A frutinha redonda e roxa que sempre foi muito apreciada pelos amazônidas conquistou o mundo. O açaí, fruto da palmeira Euterpe oleracea, virou mania nas academias do Rio de Janeiro e São Paulo na década de 90. Logo, logo, a fama de seus benefícios nutricionais, rica em antioxidantes, antocianinas, fibras e com alto valor energético, chegou aos ouvidos dos estrangeiros, e só no estado do Pará, o maior produtor do Brasil, nos últimos dez anos houve um aumento de quase 15 mil% em suas exportações.
Para atender essa demanda cada vez maior não apenas do mercado nacional, mas do internacional, produtores de açaí começaram a trabalhar dobrado. Entretanto, a coleta dos cachos da fruta até hoje ainda é realizada de forma manual e num processo muito rudimentar. Os coletores utilizam a peconha, uma espécie de cinto feita com fibras de algumas plantas e usada para a escalada do tronco da palmeira, que é impulsionada pela força das pernas para que se chegue ao topo da árvore, que pode atingir até 20 metros de altura. Com um facão nas costas e sem roupas apropriadas, eles estão sujeitos a muitos acidentes.
Em 2016, o Instituto Peabiru fez o primeiro levantamento sobre os riscos enfrentados pelos peconheiros – nome dado aos apanhadores de açaí. A pesquisa revelou que 89% dos coletores entrevistados relataram já ter sofrido acidentes durante a atividade, sendo que metade deles precisou de atendimento especializado.
Enquanto isso, na Polônia, duas designers que já tinham feito trabalhos para o Brasil estavam em busca de um projeto que aliasse design e segurança. Monika Brautsch e Dorota Kabala se depararam então com o estudo do Peabiru e decidiram desenvolver novas ferramentas para os peconheiros.
Desde então, em parceria com a designer brasileira Carolina Menezes, além de membros de uma comunidade do Pará, as profissionais fizeram várias viagens à região, promoveram workshops com os peconheiros e criaram inúmeros protótipos. Para isso, conversaram como os apanhadores para entender qual a real necessidade deles e assim oferecer algo que realmente ajudasse na coleta do açaí e garantisse maior segurança. “Conversando com eles entendemos, por exemplo, que a principal preocupação deles era que o equipamento desse agilidade ao trabalho porque os coletores trabalham por conta própria, não para empresas, e dependem desse dinheiro para sustentar suas famílias”, conta Monika.
Desses bate-papos, as designers também constataram que muitos dos acidentes envolvem as facas, usadas para soltar os cachos das palmeiras, por isso elas acharam importante criar uma bainha onde ela pudesse ser acondicionada.

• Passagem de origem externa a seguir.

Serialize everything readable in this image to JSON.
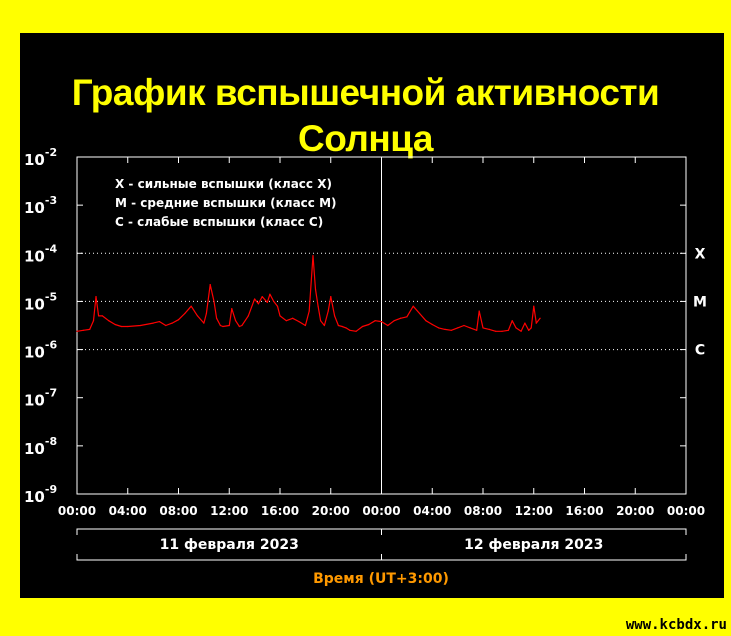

O protetor de antebraço com luva aumenta o atrito entre a palmeira e os antebraços,
facilita a subida e evita quedas
Após quatro anos de muitos estudos e testes, o “Kit dos Peconheiros” foi aprovado pelos coletores. Ele consiste de um protetor de antebraço (com luva e sem luva), cinto multifuncional, bainha e laços.
“Nosso objetivo foi proteger os antebraços e também criar uma solução para que eles possam pendurar os cachos, através dos laços que são encaixados no cinto, assim como a bainha para a faca”, revela Monika.

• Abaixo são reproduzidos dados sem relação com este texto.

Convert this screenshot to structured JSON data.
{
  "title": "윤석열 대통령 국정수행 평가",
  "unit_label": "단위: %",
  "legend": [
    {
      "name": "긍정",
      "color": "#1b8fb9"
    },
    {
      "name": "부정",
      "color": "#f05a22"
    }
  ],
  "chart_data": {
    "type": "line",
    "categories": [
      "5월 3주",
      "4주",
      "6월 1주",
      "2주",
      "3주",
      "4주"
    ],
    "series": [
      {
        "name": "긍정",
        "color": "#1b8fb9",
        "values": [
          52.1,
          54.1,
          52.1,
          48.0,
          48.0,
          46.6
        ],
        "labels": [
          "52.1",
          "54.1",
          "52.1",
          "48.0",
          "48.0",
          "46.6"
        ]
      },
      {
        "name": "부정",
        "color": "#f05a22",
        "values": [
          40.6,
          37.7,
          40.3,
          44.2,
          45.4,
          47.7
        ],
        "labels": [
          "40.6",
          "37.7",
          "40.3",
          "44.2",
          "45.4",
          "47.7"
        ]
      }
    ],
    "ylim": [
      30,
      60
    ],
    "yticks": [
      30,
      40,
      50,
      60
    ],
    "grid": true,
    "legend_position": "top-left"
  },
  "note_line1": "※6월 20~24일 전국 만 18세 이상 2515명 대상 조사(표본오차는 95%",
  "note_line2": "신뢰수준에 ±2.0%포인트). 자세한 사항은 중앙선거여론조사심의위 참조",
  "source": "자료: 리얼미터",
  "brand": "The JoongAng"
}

Todas as peças foram fabricadas com aço, juntas de alumínio, linho e algodão orgânico, e couro natural. Houve uma preocupação para que o material utilizado fosse o mais sustentável possível. “Esses produtos são para pessoas que trabalham na floresta e lá é muito difícil, por exemplo, achar reciclagem para lixo”, diz Dorota.
O laço para segurar o cacho do açaí
Recentemente o projeto foi um dos destaques da Austin Design Week, uma feira internacional de design, que aconteceu no Texas, nos Estados Unidos.

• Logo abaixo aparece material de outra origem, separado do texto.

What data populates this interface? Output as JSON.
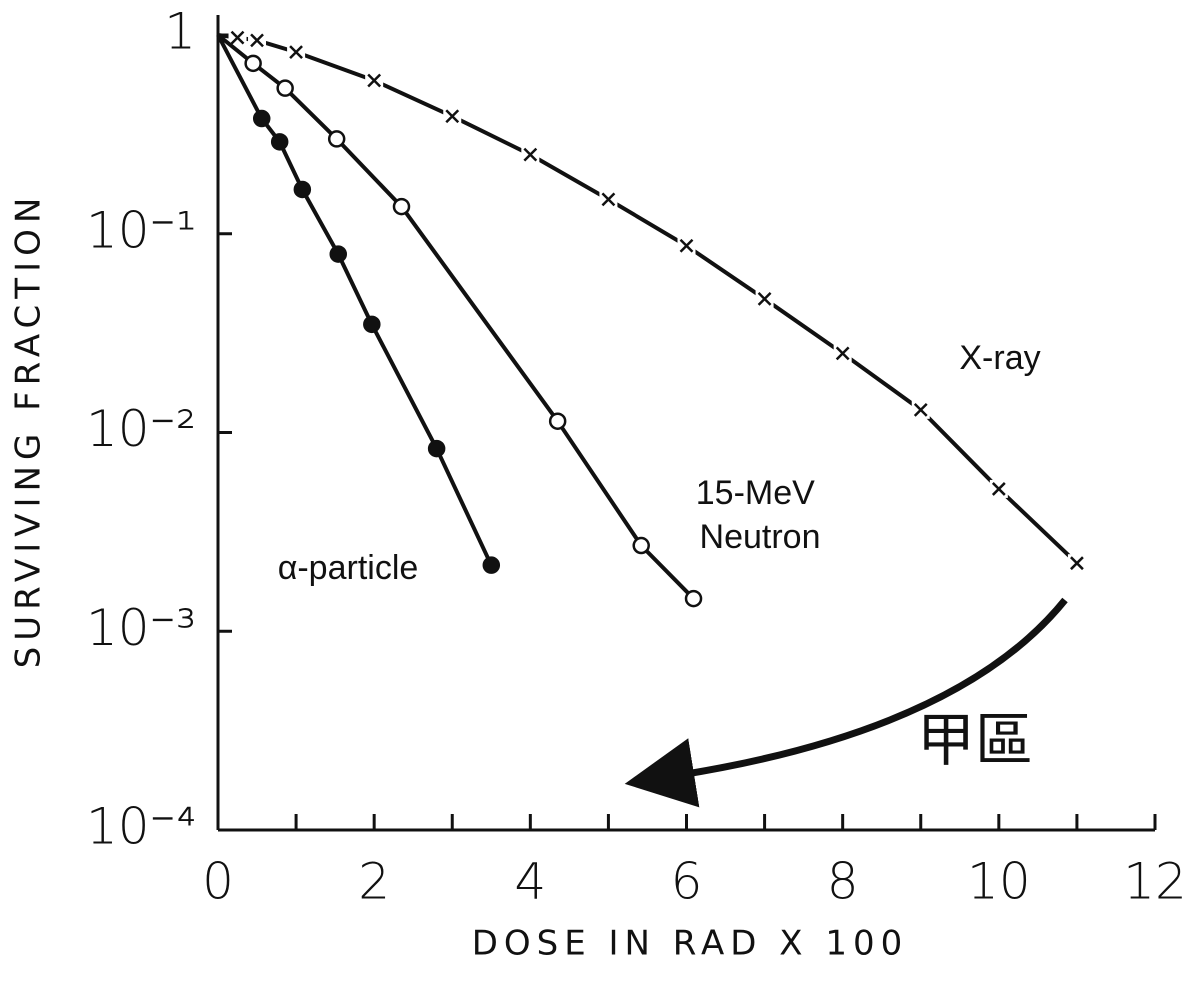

O próximo o da equipe é desenvolver peças para a proteção das pernas e pés e viabilizar a produção do kit com um custo baixo. “Nosso objetivo é encontrar ONGs ou parceiros que atuem na região e que tenham expertise em produzir e comercializar o Kit dos Peconheiros, a valores íveis. Estes produtos têm potencial para melhorar as condições de trabalho destes profissionais, reduzindo o número de acidentes”, acredita Monika.
Uma das possibilidades é envolver a comunidade local na produção das peças. “Esperamos que o kit reflita e mostre um pouco da beleza desse trabalho que é perto da natureza e da floresta, e que também, ajuda a manter uma boa condição física para os peconheiros, assim como uma boa fonte de renda para essas famílias, contribuindo bastante para a economia local”, ressalta a designer.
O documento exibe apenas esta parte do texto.